Vor allem bei akuten Vigilanzstörungen immunsupprimierter Patienten sollte differenzialdiagnostisch an eine Hyperammonämie gedacht und der Ammoniakspiegel im Ethylendiamintetraessigsäure(EDTA)-Blut bestimmt werden. Einige Autoren empfehlen, sowohl Spender als auch Empfänger von Organspenden bereits präoperativ auf eine Besiedlung mit Ureaplasmen zu screenen [16]. Es könnte dann eine spezifische Resistenztestung bereits vor der Transplantation erfolgen. Diese würde die Möglichkeit einer Eradikationstherapie bei Patienten auf der Warteliste ermöglichen. Bei der sehr hohen Rate an Besiedelungen mit diesem Keim verbleibt jedoch unklar, in welchem zeitlichen Abstand nach einer solchen Eradikation eine erneute Testung sinnvoll wäre, und ob die Therapie regelhaft vor Transplantation oder erst mit Induktion der Immunsuppression erfolgen sollte. Da keine Probenmaterialien vom Spender und keine der Empfängerin vor Transplantation mehr verfügbar waren, kann nicht abschließend beurteilt werden, ob die Patientin selbst zuvor mit Ureaplasmen besiedelt war, oder ob diese Erreger zusammen mit der transplantierten Lunge auf sie übertragen worden waren, so wie es Fernandez et al. bereits zuvor beschrieben haben [25]. Der vorliegende Fall wurde an „Eurotransplant“ mit der Bitte gemeldet, dieses Krankheitsbild in entsprechende Risikomanuale aufzunehmen und eine Empfehlung zum routinemäßigen Screening auf Ureaplasmen abzugeben. Die klinikinternen Standards (SOP) wurden dahingehend angepasst, dass bei neurologischen Symptomen bei lungentransplantierten Patienten als einfacher Screeningtest eine Bestimmung des Serumammoniaks erfolgt. Bei auffälligen Werten schließen sich eine gezielte Suche nach Stoffwechselstörungen sowie Ureaplasmen und eine kalkulierte Therapie bis zum Vorliegen der hepatologischen und mikrobiologischen Ergebnisse an.

Fazit für die Praxis

  • Das posteriore reversible enzephalopathische Syndrom äußert sich durch Kopfschmerzen, Vigilanzminderung und epileptische Anfälle. Es kann durch Therapie mit Tacrolimus ausgelöst werden. Die Diagnosesicherung erfolgt bildmorphologisch.

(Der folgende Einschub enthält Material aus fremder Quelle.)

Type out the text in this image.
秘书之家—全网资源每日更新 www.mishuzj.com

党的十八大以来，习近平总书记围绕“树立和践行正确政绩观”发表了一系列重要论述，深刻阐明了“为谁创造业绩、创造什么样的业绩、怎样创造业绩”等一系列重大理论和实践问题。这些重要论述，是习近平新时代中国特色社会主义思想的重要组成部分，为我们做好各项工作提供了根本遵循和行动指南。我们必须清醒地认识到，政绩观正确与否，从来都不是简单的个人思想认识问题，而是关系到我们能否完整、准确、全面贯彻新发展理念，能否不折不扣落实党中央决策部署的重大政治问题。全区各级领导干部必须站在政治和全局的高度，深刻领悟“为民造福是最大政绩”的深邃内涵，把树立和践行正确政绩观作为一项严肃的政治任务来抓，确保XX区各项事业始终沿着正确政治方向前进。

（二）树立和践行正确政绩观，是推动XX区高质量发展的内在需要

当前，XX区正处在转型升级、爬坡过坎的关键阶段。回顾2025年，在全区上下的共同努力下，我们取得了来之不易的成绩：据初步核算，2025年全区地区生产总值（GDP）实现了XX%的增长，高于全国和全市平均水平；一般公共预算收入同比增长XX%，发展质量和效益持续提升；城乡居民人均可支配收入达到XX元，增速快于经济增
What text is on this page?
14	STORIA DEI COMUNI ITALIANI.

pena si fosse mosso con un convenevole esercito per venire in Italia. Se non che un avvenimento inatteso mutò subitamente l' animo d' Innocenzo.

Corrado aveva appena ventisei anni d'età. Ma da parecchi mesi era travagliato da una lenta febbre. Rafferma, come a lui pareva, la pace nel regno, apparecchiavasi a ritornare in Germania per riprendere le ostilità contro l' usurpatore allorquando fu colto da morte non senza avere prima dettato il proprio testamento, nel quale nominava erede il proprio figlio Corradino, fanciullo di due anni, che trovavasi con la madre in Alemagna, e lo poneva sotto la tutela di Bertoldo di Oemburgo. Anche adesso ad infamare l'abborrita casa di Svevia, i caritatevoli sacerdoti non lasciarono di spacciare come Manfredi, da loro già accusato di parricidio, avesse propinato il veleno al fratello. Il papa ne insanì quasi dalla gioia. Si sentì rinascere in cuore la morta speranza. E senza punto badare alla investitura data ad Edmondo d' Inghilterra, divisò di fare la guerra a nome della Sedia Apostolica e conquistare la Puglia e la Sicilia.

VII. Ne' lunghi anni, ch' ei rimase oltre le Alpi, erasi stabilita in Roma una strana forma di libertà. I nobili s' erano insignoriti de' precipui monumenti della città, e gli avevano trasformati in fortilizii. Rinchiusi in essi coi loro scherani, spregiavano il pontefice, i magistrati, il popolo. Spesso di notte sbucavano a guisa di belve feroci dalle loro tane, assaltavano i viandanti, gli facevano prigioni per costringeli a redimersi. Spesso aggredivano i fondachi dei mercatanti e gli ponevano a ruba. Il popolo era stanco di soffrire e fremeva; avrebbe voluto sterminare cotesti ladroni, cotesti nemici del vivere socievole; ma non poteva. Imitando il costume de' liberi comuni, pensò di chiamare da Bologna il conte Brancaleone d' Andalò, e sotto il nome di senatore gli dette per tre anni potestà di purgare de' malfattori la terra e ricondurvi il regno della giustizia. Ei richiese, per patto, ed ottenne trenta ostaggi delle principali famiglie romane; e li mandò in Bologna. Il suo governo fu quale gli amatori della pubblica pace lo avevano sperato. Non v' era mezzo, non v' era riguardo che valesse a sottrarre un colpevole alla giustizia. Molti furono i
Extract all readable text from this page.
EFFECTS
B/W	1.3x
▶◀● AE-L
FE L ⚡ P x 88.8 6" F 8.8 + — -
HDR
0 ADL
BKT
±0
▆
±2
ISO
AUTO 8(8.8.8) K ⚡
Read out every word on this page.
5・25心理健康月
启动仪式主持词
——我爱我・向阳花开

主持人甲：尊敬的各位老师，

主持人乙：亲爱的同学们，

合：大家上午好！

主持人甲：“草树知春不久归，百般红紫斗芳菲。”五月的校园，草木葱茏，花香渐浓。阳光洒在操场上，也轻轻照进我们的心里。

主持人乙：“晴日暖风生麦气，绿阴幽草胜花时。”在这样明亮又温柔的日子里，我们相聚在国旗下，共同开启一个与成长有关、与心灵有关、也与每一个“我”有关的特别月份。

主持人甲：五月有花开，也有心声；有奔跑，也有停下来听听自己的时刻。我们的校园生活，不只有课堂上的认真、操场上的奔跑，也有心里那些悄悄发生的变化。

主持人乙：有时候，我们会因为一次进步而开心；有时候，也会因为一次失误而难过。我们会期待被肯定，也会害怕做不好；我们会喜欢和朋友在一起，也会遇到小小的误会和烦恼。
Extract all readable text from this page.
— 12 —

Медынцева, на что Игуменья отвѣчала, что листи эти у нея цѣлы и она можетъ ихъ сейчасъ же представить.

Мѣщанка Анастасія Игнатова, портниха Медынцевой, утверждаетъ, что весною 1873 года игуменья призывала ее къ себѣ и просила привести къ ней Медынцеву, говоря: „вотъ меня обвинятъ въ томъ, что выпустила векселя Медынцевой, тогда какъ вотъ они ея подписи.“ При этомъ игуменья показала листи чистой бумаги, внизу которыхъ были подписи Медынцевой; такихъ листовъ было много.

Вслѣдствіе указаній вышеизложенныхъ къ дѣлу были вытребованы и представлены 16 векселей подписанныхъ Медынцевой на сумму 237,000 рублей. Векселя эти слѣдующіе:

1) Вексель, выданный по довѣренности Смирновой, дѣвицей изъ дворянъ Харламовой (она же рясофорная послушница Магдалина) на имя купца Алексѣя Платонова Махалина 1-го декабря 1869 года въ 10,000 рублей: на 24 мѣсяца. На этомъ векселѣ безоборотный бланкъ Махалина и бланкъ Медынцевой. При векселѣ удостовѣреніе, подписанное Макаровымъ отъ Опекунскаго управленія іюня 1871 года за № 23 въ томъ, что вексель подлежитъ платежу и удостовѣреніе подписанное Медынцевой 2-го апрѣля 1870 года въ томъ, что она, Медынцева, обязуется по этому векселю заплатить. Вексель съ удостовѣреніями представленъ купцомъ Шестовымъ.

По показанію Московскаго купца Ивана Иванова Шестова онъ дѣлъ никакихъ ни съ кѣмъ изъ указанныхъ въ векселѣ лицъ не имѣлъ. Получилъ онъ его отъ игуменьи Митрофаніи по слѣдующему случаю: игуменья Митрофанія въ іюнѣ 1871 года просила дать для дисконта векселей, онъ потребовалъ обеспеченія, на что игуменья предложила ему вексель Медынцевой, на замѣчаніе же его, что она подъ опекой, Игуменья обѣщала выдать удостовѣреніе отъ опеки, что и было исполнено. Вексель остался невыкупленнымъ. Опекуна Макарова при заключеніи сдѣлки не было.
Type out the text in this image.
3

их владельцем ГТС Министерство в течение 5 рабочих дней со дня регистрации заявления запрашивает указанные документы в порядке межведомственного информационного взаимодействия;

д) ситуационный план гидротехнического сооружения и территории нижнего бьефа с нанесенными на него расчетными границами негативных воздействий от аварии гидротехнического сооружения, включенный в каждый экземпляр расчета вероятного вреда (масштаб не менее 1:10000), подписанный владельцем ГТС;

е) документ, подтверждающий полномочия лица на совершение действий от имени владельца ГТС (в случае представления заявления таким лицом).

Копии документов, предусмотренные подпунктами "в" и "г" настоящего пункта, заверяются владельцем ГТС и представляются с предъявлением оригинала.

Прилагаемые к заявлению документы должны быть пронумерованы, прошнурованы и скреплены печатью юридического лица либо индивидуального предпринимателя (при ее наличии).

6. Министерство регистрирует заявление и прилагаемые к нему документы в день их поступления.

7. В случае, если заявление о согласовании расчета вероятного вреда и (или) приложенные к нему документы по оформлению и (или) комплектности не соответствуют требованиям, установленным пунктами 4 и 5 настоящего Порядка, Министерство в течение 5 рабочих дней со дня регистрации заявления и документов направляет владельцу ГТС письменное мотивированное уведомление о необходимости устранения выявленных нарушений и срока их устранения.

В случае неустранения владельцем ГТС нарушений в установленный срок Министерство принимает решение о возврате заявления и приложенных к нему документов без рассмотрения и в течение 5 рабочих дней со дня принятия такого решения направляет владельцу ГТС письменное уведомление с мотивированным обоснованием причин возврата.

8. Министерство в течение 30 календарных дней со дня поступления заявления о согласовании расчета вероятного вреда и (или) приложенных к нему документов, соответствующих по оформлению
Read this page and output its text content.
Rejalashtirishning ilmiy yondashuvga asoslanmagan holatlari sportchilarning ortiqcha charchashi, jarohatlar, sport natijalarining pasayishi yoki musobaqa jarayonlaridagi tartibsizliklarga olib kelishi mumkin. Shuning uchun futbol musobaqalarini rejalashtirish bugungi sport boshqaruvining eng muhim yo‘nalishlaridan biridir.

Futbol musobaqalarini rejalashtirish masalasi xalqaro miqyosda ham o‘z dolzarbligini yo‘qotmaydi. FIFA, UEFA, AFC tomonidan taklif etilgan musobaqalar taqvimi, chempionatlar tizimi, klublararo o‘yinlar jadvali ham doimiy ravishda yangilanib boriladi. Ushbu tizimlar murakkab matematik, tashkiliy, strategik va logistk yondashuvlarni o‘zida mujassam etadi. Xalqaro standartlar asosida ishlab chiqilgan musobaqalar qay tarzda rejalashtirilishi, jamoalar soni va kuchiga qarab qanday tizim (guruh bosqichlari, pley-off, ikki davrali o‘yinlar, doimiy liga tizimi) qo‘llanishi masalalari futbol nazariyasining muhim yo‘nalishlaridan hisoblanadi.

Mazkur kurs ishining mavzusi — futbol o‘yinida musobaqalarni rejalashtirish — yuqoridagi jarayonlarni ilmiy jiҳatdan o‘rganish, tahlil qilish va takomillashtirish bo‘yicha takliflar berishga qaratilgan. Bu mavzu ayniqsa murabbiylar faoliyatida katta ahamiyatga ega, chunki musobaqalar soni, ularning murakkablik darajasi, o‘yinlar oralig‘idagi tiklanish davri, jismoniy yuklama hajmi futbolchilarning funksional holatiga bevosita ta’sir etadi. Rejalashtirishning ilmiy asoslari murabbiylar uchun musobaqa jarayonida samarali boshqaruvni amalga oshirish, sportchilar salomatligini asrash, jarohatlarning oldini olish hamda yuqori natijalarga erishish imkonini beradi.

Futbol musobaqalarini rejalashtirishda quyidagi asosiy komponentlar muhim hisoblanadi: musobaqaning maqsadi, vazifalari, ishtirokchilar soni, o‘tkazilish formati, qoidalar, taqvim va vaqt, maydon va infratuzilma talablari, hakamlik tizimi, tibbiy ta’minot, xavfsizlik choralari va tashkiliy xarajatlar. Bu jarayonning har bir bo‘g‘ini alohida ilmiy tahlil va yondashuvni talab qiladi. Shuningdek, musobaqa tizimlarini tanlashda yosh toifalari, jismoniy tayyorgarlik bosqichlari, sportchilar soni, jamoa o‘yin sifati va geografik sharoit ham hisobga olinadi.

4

  • Eine ähnliche klinische Symptomatik findet sich bei einer Hyperammonämie. Bei Immunsupprimierten kann diese durch eine Infektion mit Ureaplasmen bedingt sein. Diese Erreger können ausschließlich durch spezifische Verfahren nachgewiesen werden. Bildmorphologisch ist das entstehende Hirnödem nicht regional begrenzt, sondern global nachweisbar.

  • Die differenzialdiagnostische Abklärung von neurologischen Auffälligkeiten bei Immunsupprimierten sollte somit neben der kraniellen Bildgebung die Bestimmung der Serum-Ammoniak-Konzentration beinhalten. Bei erhöhten Ammoniakwerten müssen neben stufenweisen Maßnahmen zur Spiegelsenkung eine gezielte Abklärung auf Ureaplasmen erfolgen und eine kalkulierte Therapie mit Makroliden und Fluorchinolonen begonnen werden.